NOTE This post is one in a series on Hadoop for .NET Developers.
Big Data has been a source of excitement in the analytics community for a few years now. For the purpose of this blog series, I’ll loosely define the term to mean an expansion of focus from data originating from core operational systems - the domain of traditional Business Intelligence - to include new data sources either historically neglected or newly available.
That is a gross simplification of the term Big Data but it’s challenges inherent to working with these new data that have driven the adoption of new data platforms. And as we’re focusing on Hadoop, the most widely recognized of these new data platforms, such a limited definition of Big Data would seem to suffice.
Hadoop is an elastic, distributed, schemaless data processing platform and is ideal for scenarios where you have large data sets with low per-record value, e.g. log files, in that it provides a low investment data access solution. It is also a good platform for complex data that require sophisticated parsing and interpretation, e.g.

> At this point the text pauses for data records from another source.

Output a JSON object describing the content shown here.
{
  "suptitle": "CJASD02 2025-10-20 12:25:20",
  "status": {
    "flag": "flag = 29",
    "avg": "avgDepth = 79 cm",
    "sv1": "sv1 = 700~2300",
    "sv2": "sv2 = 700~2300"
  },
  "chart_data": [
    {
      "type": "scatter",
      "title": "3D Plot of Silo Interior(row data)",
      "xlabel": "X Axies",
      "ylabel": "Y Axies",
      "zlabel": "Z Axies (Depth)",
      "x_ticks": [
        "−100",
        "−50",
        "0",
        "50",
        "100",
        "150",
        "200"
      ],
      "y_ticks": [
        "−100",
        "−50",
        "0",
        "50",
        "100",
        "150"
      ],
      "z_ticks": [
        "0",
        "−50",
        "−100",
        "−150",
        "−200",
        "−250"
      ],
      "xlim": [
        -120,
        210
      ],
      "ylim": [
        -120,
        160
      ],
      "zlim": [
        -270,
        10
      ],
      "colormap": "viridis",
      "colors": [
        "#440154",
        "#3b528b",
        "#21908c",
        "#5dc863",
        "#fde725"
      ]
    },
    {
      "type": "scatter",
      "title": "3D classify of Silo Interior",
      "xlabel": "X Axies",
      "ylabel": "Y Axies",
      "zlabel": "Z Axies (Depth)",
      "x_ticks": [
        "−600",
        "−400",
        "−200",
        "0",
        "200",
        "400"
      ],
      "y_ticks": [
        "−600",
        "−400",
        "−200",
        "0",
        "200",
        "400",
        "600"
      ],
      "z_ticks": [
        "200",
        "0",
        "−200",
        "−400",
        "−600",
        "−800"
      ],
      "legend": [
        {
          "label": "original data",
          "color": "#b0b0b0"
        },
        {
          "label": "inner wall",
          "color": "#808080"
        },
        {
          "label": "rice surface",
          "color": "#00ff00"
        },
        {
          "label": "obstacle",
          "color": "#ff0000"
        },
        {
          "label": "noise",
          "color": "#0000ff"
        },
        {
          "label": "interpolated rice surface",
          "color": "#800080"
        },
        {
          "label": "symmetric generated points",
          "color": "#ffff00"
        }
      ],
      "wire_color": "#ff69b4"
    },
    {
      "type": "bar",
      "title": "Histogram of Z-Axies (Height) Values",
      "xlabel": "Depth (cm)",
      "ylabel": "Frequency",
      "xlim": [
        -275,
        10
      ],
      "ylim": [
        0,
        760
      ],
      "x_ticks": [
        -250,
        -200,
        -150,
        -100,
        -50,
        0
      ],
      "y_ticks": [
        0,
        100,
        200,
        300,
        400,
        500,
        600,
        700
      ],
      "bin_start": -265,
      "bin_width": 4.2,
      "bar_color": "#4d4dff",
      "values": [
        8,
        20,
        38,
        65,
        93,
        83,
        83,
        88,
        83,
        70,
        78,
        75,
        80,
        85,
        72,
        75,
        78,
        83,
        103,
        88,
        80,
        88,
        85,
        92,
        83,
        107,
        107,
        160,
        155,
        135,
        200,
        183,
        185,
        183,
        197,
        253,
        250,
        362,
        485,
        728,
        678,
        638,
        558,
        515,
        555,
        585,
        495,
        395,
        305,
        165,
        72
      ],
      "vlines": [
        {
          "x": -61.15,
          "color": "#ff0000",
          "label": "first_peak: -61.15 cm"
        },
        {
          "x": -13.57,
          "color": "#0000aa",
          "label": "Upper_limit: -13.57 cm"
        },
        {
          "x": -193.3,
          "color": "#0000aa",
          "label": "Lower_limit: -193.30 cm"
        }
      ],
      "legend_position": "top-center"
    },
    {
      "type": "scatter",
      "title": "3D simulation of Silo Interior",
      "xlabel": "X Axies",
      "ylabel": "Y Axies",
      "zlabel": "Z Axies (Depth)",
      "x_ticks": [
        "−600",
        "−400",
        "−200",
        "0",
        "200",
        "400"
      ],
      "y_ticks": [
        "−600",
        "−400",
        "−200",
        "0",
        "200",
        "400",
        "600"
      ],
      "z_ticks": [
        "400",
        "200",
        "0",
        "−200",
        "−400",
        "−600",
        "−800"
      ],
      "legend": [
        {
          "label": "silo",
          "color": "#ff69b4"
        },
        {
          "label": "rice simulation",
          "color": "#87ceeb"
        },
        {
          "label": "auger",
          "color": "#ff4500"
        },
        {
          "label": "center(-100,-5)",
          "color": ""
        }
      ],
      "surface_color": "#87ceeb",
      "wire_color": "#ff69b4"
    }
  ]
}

XML or JSON documents, image files, etc., and/or which may be subject to variable interpretations, e.g. customer Tweets (in a JSON document).
In addition, Hadoop is a great platform when you need massive scalability beyond what might be accomplished with a traditional relational database platform. That said, I’m not finding this last scenario to be applicable to many of my customers (though it is applicable to some). For the vast majority of the folks with which I work, the economics and flexibility of Hadoop tend to be the most compelling reasons to explore this platform.